Other states have passed reforms to their funeral laws to curb some of the worst abuses in the preneed and at-need markets, including prohibitions on finance charges for preneed contracts and fair refund policies for both funeral and cemetery contracts. California created a single state agency to ensure fair regulation of all aspects of the funeral including cemetery practices, while Georgia now requires funeral homes, cemeteries and casket companies to meet the same regulations, and regulates preneed monument sales. New York State prohibits insurance backed preneed contracts, and many states require funeral homes and cemeteries to place in trust all the money a consumer pays in to a preneed contract. California sets a small administrative fee and consumers can get their money back with interest.

RECOMMENDATIONS

Consolidate funeral regulation into a single agency designed to assure regulation of all funeral services, preneed services and both preneed and at-need monument sales. The agency should provide accessible consumer information regarding complaints, inspections, and prices.
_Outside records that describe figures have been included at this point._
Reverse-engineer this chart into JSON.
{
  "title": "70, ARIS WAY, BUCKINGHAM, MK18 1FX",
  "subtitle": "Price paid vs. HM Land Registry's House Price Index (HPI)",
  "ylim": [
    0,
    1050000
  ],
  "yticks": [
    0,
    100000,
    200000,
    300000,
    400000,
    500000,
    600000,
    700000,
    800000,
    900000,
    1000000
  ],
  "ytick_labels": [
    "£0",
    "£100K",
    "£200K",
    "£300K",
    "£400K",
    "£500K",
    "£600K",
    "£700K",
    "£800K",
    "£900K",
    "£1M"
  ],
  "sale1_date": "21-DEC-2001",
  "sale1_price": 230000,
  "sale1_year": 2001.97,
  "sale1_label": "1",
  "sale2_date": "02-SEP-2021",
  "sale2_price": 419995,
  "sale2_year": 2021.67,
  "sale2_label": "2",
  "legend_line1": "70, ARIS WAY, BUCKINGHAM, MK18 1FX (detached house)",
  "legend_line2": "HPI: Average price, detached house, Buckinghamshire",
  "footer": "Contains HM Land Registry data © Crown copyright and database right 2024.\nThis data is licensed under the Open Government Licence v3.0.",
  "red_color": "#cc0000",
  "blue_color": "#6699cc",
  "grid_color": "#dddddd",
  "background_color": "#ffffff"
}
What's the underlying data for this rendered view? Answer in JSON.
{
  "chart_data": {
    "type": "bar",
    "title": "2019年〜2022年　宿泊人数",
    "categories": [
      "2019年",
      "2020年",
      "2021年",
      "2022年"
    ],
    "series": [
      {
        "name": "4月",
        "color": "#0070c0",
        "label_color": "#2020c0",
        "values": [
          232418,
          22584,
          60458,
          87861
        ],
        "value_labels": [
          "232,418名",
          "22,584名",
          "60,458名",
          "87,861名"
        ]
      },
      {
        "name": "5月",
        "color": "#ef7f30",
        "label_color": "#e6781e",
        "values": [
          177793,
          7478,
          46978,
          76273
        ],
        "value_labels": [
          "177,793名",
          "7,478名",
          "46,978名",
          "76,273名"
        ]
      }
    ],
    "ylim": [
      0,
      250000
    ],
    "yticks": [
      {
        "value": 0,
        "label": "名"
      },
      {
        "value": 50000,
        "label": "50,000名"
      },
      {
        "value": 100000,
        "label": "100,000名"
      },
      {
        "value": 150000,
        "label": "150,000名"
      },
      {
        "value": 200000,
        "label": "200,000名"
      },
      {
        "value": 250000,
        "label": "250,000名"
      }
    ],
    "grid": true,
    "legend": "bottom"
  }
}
Reform preneed laws to ensure consumer value for the money invested and contract portability

  • Give consumers a 30 day cancellation period for all preneed contracts.
  • Prohibit preneed contracts backed by insurance policies where premium payments exceed the face amount of the policy.
  • Guarantee consumers who cancel a preneed contract after 30 days a full refund of all payments plus interest, less a nominal administrative fee, since no services have been provided. Require minimum cash surrender values for insurance backed contracts to be equivalent to refunds available from a trust-backed preneed contract.
  • Standardize preneed contracts. Require this standard contract to provide for reasonable consumer modification of funeral services at need without penalty.
  • Require all preneed contracts to be fully transferable, including both principal and interest earned over time.
  • Restore previous Texas prohibition against finance charges for the time purchase of funeral-related products and services that will not be delivered at the time of purchase.
  • Require insurance companies to pay any benefits in excess of the cost of the funeral at time of death to the deceased’s estate or a named beneficiary other than the funeral home.